Background and Aims: Our previous yeast two-hybrid screening data showed the Fibrinogen alpha chain (FGA) as one of the candidate binding proteins of S regional of the HBsAg (HBs). In this study, we aimed to define that FGA is a binding protein of HBs and to determine its function in Hepatocellular carcinoma (HCC) tumorigenesis.
Methods: The binding and co-localization between HBs and FGA were confirmed using co-immunoprecipitation and confocal microscopy was employed flow cytometry to analyze cell apoptosis. The involved mechanisms were investigated using protein array and western blot.

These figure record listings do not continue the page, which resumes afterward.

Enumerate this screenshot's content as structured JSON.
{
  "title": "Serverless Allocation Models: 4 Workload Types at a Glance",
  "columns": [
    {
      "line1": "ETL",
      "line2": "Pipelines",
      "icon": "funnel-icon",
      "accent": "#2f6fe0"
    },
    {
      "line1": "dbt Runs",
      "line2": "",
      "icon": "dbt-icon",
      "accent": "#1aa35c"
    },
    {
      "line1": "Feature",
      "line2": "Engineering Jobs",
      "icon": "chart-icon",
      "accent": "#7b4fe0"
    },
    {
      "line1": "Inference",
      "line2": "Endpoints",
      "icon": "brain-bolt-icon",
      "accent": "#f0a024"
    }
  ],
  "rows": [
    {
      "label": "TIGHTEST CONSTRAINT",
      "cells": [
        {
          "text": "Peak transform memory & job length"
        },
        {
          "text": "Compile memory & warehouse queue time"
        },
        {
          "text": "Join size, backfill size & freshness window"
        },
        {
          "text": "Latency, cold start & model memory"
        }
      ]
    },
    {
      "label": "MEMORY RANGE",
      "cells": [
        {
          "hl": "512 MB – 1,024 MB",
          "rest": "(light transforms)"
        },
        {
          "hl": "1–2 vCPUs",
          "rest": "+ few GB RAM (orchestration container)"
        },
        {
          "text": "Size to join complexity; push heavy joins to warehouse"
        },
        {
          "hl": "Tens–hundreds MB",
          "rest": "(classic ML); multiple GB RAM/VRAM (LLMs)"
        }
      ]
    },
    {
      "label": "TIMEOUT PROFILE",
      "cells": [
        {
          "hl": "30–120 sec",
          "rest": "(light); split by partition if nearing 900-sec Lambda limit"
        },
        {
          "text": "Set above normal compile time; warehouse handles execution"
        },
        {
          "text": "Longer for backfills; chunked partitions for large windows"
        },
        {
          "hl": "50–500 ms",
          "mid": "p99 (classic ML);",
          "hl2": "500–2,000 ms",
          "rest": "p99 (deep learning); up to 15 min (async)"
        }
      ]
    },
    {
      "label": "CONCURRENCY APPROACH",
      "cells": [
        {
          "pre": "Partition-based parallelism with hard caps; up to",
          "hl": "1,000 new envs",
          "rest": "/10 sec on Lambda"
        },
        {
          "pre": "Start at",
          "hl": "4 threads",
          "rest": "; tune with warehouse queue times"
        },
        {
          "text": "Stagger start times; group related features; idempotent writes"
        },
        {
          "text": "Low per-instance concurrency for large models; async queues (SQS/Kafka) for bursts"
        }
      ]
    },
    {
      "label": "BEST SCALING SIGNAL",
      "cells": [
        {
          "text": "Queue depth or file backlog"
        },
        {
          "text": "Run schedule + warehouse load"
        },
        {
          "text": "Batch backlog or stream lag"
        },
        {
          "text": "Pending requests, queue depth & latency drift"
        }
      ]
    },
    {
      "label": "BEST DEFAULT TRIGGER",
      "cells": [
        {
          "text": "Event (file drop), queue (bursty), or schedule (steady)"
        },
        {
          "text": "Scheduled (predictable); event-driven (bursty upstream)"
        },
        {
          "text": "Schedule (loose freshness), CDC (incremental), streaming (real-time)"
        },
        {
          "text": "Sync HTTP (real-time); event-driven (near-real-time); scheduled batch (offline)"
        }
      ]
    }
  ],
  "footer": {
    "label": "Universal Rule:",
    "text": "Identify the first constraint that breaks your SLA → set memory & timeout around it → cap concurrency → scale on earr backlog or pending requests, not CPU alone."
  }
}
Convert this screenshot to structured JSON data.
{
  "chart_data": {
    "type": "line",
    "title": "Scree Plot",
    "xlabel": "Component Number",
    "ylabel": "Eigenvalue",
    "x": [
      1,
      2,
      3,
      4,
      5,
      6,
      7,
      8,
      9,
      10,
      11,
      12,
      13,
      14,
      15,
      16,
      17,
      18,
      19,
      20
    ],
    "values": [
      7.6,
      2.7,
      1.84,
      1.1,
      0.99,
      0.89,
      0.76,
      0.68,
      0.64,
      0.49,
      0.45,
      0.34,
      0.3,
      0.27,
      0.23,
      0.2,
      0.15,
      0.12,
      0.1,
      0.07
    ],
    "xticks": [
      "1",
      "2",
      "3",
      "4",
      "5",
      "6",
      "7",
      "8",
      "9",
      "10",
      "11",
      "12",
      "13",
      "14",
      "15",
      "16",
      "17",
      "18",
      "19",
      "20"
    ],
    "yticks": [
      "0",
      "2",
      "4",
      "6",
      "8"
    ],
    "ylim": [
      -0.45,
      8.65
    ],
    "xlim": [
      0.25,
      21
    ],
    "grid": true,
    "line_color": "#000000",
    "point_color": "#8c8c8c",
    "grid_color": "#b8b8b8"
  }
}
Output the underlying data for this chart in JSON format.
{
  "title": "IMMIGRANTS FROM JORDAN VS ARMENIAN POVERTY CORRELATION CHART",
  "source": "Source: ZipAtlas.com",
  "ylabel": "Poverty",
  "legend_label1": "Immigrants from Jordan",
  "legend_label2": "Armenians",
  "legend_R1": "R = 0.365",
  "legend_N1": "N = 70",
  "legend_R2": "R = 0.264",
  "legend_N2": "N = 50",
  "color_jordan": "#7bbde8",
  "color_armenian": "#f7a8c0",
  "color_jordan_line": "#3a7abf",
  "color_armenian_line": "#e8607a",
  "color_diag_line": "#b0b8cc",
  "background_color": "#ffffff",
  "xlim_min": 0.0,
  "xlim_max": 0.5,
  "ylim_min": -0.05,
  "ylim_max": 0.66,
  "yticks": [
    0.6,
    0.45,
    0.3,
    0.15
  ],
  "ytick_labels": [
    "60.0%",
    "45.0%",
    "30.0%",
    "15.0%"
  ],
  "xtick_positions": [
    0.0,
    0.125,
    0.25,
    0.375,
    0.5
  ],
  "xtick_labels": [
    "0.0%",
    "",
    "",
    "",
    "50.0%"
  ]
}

Results: Our results indicated that FGA is a binding protein of HBs and is co-localized in the cytoplasm in vitro. Interaction between HBs and FGA significantly induced apoptosis in HepG2 cells. Moreover, knockdown of the FGA protein decreased the expression levels of the pro-survival factors Bcl-XL and Mcl-1, increased the expression of the proapoptotic proteins, and decreased the phosphorylation levels of Akt in this cell.
Conclusion: FGA is a binding protein of HBs and their interaction induced the apoptotic capacity of HepG2 cells, suggesting the interactions between viral and host cell proteins are involved in the development of virus-related hepatitis or HCC.